SUNBURY - The Northumberland County sheriff has joined two county commissioners in a call to fire the county prison warden.

Robert J. Wolfe said it's not a reflection of the warden's work, but instead an effort to "promote harmony."

A motion made by Commissioner Chairman Vinny Clausi at Wednesday's meeting to terminate the employment of Warden Roy Johnson failed, with Wolfe voting yes for the first time alongside Clausi and Commissioner Stephen Bridy. The two commissioners have been vocal about their desire to remove the warden.

Four yes votes are needed to pass a motion within the seven-member prison board.

Controller Christopher Grayson and Commissioner Rick Shoch both voted no, citing the absence of District Attorney Ann Targonski.

"She indicated that she would not want these issues raised until she is here," said Grayson.

Shoch has previously defended Johnson amid the criticisms from Bridy and Clausi.

Targonski, who would have been at her first prison board meeting since her appointment as district attorney last month, notified the board she could not attend because she was scheduled to be in court.

She said later Wednesday she was prepared to vote on the matter, but she would not comment on which way she would have voted.

"I did feel that there needs to be a change in the way the prison board is handling issues," said Targonski. "I read the minutes from the last meeting. People are disrespectful of each other, and that's not the way public officials should be acting."

Targonski said she would be at the next meeting unless she is called away to work again.

Nothing personal

Clausi and Bridy participated in the meeting via speakerphone.

Wolfe, who abstained from voting when Clausi made a similar motion at July's meeting, said he likes Johnson very much, but thought bringing in a new warden would help resolve numerous issues at the prison as well as relieve some of the tension within the prison board.

"I believe change begins at the top," Wolfe said in an interview at his office later Wednesday. "Hopefully, problems at the prison will get better with different leadership in command of the place."

Wolfe was adamant he was making his decision independent of the rest of the board.

"We can't agree on things; we can't get a vote on things," said Wolfe. "I have no personal axes to grind with Roy Johnson. He did his best with the hand he was dealt."

Debate, discussion

Another motion made by Clausi, to limit public comment time, was also denied.

Shoch voted no because he thinks the motion is illegal, and Grayson and Wolfe abstained until they could seek legal advice. Bridy voted yes.

Clausi brought the motion to a vote after Shoch turned down the volume of the speakerphone during the public comment session at the beginning of the meeting.

Shoch said he was attempting to give Mustafa Abuomar his time to speak and that Clausi was interrupting Abuomar. Clausi felt as though he was not being heard because Shoch was responding to all of Abuomar's comments.

The public comment session lasted approximately 40 minutes; Abuomar occupied the podium the majority of the time.

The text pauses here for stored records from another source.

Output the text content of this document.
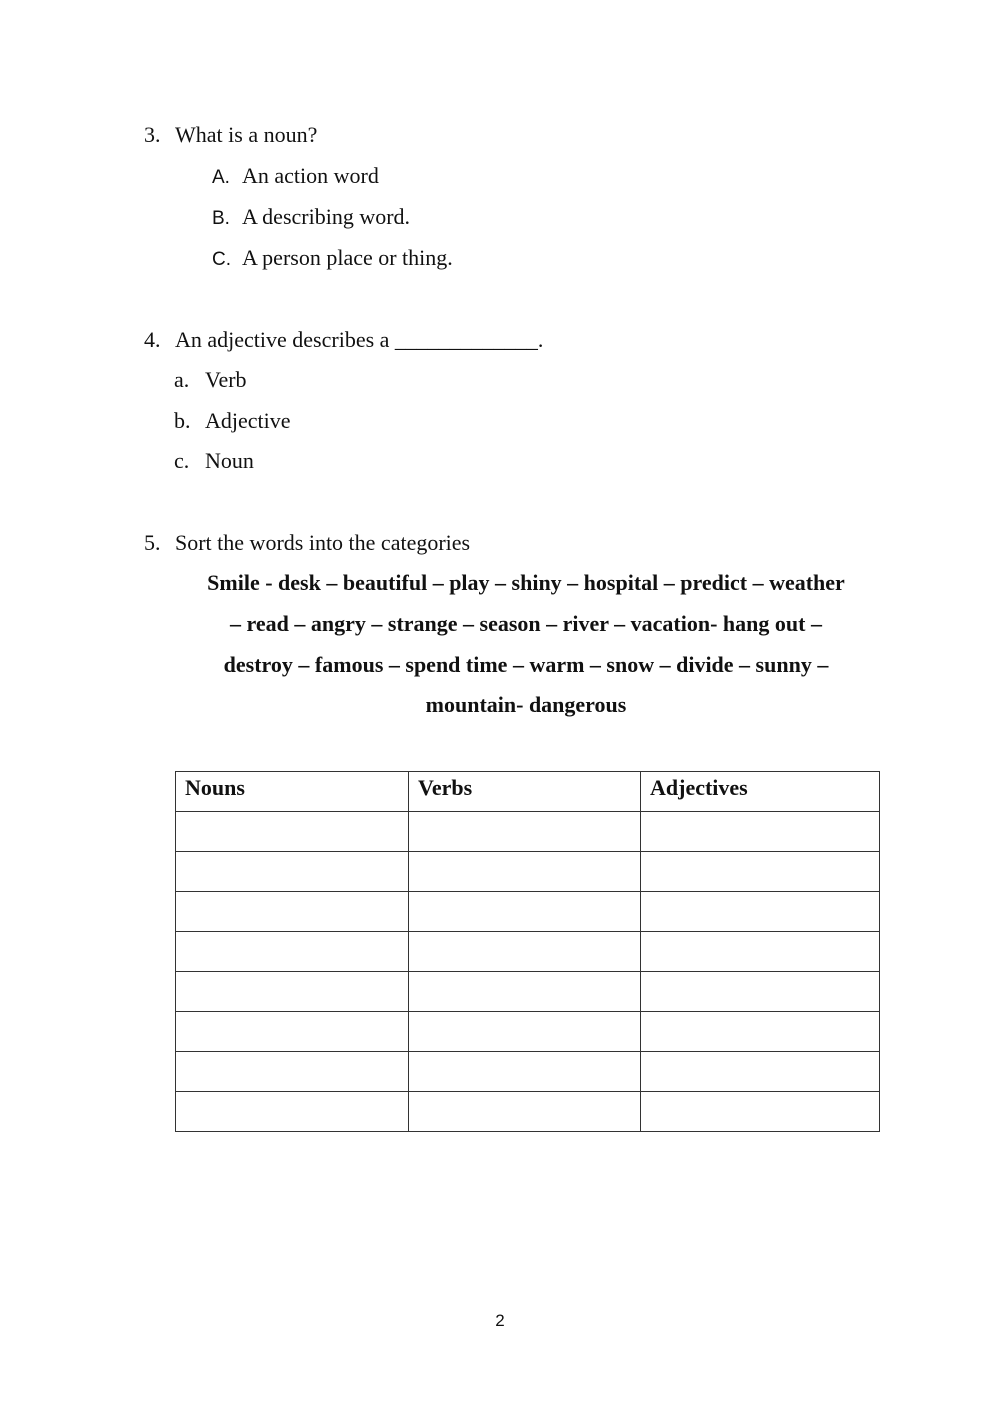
3. What is a noun?
A. An action word
B. A describing word.
C. A person place or thing.
4. An adjective describes a _____________.
a. Verb
b. Adjective
c. Noun
5. Sort the words into the categories
Smile - desk – beautiful – play – shiny – hospital – predict – weather
– read – angry – strange – season – river – vacation- hang out –
destroy – famous – spend time – warm – snow – divide – sunny –
mountain- dangerous
Nouns	Verbs	Adjectives

2
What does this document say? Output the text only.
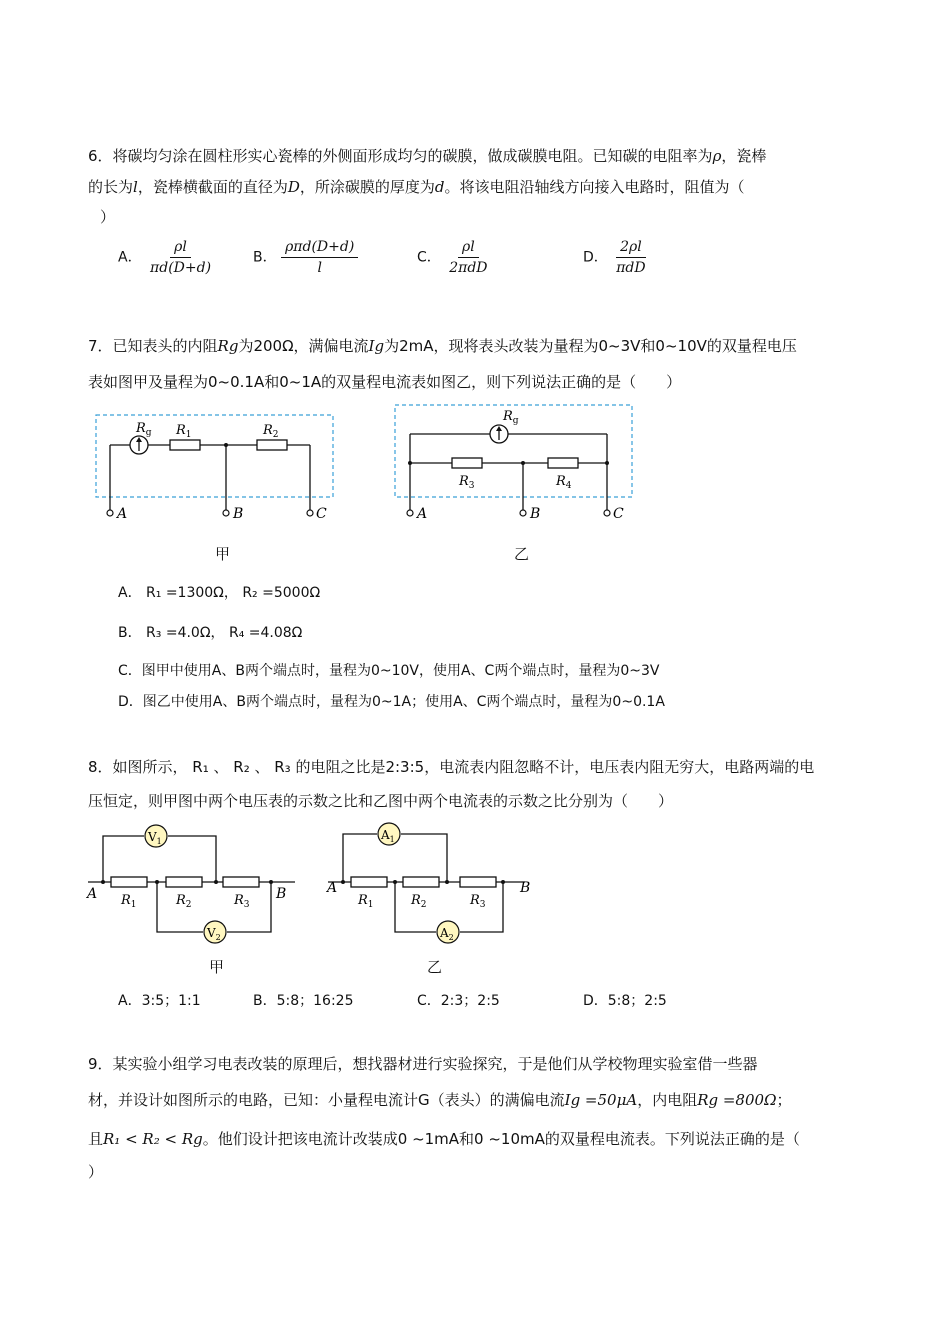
6．将碳均匀涂在圆柱形实心瓷棒的外侧面形成均匀的碳膜，做成碳膜电阻。已知碳的电阻率为ρ，瓷棒
的长为l，瓷棒横截面的直径为D，所涂碳膜的厚度为d。将该电阻沿轴线方向接入电路时，阻值为（
）
A． $\frac{\rho l}{\pi d(D+d)}$	B． $\frac{\text{ρπd(D+d)}}{l}$	C． $\frac{\rho l}{\text{2πdD}}$	D． $\frac{2\rho l}{\text{πdD}}$
7．已知表头的内阻Rg为200Ω，满偏电流Ig为2mA，现将表头改装为量程为0~3V和0~10V的双量程电压
表如图甲及量程为0~0.1A和0~1A的双量程电流表如图乙，则下列说法正确的是（　　）
$R_g$ $R_1$	$R_2$
A	B	C
甲
$R_g$
$R_3$	$R_4$
A	B	C
乙
A． R₁ =1300Ω， R₂ =5000Ω
B． R₃ =4.0Ω， R₄ =4.08Ω
C．图甲中使用A、B两个端点时，量程为0~10V，使用A、C两个端点时，量程为0~3V
D．图乙中使用A、B两个端点时，量程为0~1A；使用A、C两个端点时，量程为0~0.1A
8．如图所示， R₁ 、 R₂ 、 R₃ 的电阻之比是2:3:5，电流表内阻忽略不计，电压表内阻无穷大，电路两端的电
压恒定，则甲图中两个电压表的示数之比和乙图中两个电流表的示数之比分别为（　　）
$V_1$
$V_2$
A	B
$R_1$	$R_2$	$R_3$
甲
$A_1$
$A_2$
A	B
$R_1$	$R_2$	$R_3$
乙
A．3:5；1:1	B．5:8；16:25	C．2:3；2:5	D．5:8；2:5
9．某实验小组学习电表改装的原理后，想找器材进行实验探究，于是他们从学校物理实验室借一些器
材，并设计如图所示的电路，已知：小量程电流计G（表头）的满偏电流Ig =50μA，内电阻Rg =800Ω；
且R₁ < R₂ < Rg。他们设计把该电流计改装成0 ~1mA和0 ~10mA的双量程电流表。下列说法正确的是（
）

Abuomar followed up on issues he has raised at previous meetings regarding religious expression and other policies at the prison. He compared the policies implemented since he spoke out in July as equivalent to passing an exam with a 61 percent.

Mary Ann Hubner, who has run prison programs, including a painting program through Rita's House, spoke up during the session in support of the warden.

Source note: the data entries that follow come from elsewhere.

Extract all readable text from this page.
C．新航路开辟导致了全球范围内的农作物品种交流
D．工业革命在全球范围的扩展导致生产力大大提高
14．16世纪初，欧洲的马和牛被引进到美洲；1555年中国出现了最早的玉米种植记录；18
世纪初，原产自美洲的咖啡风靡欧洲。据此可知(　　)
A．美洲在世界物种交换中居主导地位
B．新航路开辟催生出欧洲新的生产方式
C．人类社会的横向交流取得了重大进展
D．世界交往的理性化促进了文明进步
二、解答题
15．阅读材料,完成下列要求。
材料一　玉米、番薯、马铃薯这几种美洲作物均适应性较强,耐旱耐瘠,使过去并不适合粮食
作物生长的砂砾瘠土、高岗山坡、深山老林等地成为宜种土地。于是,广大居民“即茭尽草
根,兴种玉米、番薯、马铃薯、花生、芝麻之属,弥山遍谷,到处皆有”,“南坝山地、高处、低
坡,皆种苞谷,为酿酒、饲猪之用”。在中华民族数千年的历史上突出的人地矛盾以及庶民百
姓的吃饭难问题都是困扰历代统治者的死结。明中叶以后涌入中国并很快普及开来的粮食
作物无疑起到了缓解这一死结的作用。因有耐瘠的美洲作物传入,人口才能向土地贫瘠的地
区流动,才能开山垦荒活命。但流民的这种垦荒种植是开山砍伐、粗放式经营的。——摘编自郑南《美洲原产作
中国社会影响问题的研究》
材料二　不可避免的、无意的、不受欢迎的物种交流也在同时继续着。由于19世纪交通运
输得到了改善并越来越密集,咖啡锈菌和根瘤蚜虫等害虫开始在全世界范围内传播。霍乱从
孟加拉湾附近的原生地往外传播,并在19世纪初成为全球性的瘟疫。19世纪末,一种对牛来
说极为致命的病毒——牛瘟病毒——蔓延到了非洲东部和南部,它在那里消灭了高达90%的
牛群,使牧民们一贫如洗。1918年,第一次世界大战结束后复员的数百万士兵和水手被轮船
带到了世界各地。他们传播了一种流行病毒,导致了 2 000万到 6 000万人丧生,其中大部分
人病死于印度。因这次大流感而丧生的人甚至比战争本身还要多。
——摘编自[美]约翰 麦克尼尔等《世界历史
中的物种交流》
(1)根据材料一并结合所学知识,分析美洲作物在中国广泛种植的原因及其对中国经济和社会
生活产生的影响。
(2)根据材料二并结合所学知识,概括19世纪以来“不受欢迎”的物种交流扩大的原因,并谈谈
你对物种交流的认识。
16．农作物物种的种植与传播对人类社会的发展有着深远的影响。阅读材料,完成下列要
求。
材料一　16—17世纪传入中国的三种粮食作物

"The warden's had an open door policy," said Hubner, adding that the warden was welcoming to volunteers implementing prison programs.

Wolfe noted after the meeting that such programs would continue regardless of who held the warden position.

After the citizen input session concluded, the board passed last meeting's minutes, with Clausi as the sole vote against the motion.

The Prime Care Medical Inc. report was passed, with Clausi again the sole dissenting vote. He said he called Prime Care but could not get any answers to his questions.

An executive session, lasting approximately 15 minutes, was then held to discuss litigation.

When the meeting resumed, a motion to approve the warden's report failed and the matter was tabled. Clausi voted no and Bridy voted no confidence.

The house arrest report was passed 8-0, as was the payroll report and the holding cell census.

House arrest report

Brian Updegrove, adult probation and parole supervisor, said the house arrest program had 64 participants during the past month and estimated it saved the county $76,615.

Clausi commented that he was happy the participation numbers had risen again.

The ratification of hires, resignations and terminations was tabled, with Clausi voting no and Bridy voting no confidence. Grayson abstained, citing a conflict of interest.

Election of a chairman was tabled again, until Targonski could be present. The board remains down one person because Judge William H. Wiest, who assumed the president judgeship earlier this year with Robert B. Sacavage's retirement, said he would not serve on the prison board, citing potential conflicts of interest.

With several unresolved items still on the agenda, the meeting ended after more than 90 minutes when Bridy said he had to leave to attend to another meeting. Clausi also hung up at this time.

A second public comment period did continue for at least 20 minutes.